Runner-up: mini-swe-agent treating the linear message history as both trajectory and training data. The framework generates SWE-bench trajectories as a side effect of normal operation, making every production run a potential training sample without any extra tooling.

Cross-References

codex-cli is the upstream reference for the .codex/skills/ skill format — several other batch agents (codex-native bridges, batch 22) derive their skill system from this.
gemini-cli introduces the TOML command file format (.gemini/commands/) and !{cmd} shell interpolation — compare with .claude/commands/ in Anthropic's Claude CLI.
ra-aid is the most complete Python/LangGraph coding agent in the catalog. Cross-reference with batch 28 (LangChain/Pydantic harnesses).
mini-swe-agent is a reference implementation for the SWE-agent family. Cross-reference with the original SWE-agent (batch 5) and SWE-bench evaluation papers.
hermes-ide is the only desktop GUI in the batch. Cross-reference with Kiro (VS Code extension, batch 11) and pi (Tauri desktop, also batch 21 — but pi ships a CLI binary, hermes does not).
tmuxai's tmux screen context pattern is unique in the catalog. No other framework reads raw terminal screen content as context.

Duplicates Encountered

None. All 10 assigned slugs were distinct frameworks. nanocoder was unavailable (404) but is not a duplicate of any other framework.

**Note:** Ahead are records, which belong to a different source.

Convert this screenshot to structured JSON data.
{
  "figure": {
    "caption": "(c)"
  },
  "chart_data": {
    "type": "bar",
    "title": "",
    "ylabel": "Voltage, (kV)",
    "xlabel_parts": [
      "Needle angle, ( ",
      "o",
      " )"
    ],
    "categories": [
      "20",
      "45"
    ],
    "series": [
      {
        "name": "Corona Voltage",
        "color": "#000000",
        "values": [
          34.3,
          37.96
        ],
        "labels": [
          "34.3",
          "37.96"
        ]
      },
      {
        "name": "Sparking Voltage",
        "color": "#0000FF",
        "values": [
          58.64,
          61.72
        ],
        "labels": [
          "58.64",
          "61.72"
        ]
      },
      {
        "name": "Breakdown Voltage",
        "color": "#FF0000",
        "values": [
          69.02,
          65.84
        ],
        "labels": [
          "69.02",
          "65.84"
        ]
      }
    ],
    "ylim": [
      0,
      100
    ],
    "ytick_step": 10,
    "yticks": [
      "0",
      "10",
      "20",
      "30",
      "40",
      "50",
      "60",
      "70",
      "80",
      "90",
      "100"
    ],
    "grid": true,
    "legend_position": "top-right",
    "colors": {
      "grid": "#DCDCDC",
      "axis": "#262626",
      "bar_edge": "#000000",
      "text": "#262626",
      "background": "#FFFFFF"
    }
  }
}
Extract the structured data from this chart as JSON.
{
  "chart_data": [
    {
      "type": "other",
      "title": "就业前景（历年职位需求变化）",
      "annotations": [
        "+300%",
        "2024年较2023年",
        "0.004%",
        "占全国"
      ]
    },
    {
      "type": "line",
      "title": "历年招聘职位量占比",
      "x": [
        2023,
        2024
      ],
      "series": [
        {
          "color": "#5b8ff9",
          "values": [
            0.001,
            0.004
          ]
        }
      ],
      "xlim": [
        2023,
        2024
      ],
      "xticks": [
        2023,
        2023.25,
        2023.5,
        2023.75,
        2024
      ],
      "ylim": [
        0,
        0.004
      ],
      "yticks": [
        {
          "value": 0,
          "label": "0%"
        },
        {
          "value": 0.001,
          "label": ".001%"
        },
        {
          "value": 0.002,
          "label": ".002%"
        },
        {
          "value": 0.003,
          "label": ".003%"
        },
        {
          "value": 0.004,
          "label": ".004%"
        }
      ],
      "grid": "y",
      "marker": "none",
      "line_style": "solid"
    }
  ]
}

Architectural Observations for Master Catalog

The "passthrough renderer" archetype (hermes-ide) is underrepresented in seed frameworks — none of the 11 seeds are GUI desktop apps. Hermes is the primary example.
The "TDD loop" pattern (micro-agent) is the cleanest single-purpose agent pattern in the catalog: one input (failing test or task), one output (code that passes the test), one loop.
The "bash-only tool" pattern (mini-swe-agent) is worth tracking — it achieves near-SOTA on SWE-bench without file read/write/edit primitives, relying entirely on shell commands.
The A2A (Agent-to-Agent) protocol in gemini-cli is the only inter-agent communication protocol in this batch. It is experimental but signals a direction for multi-agent coordination in the Gemini ecosystem.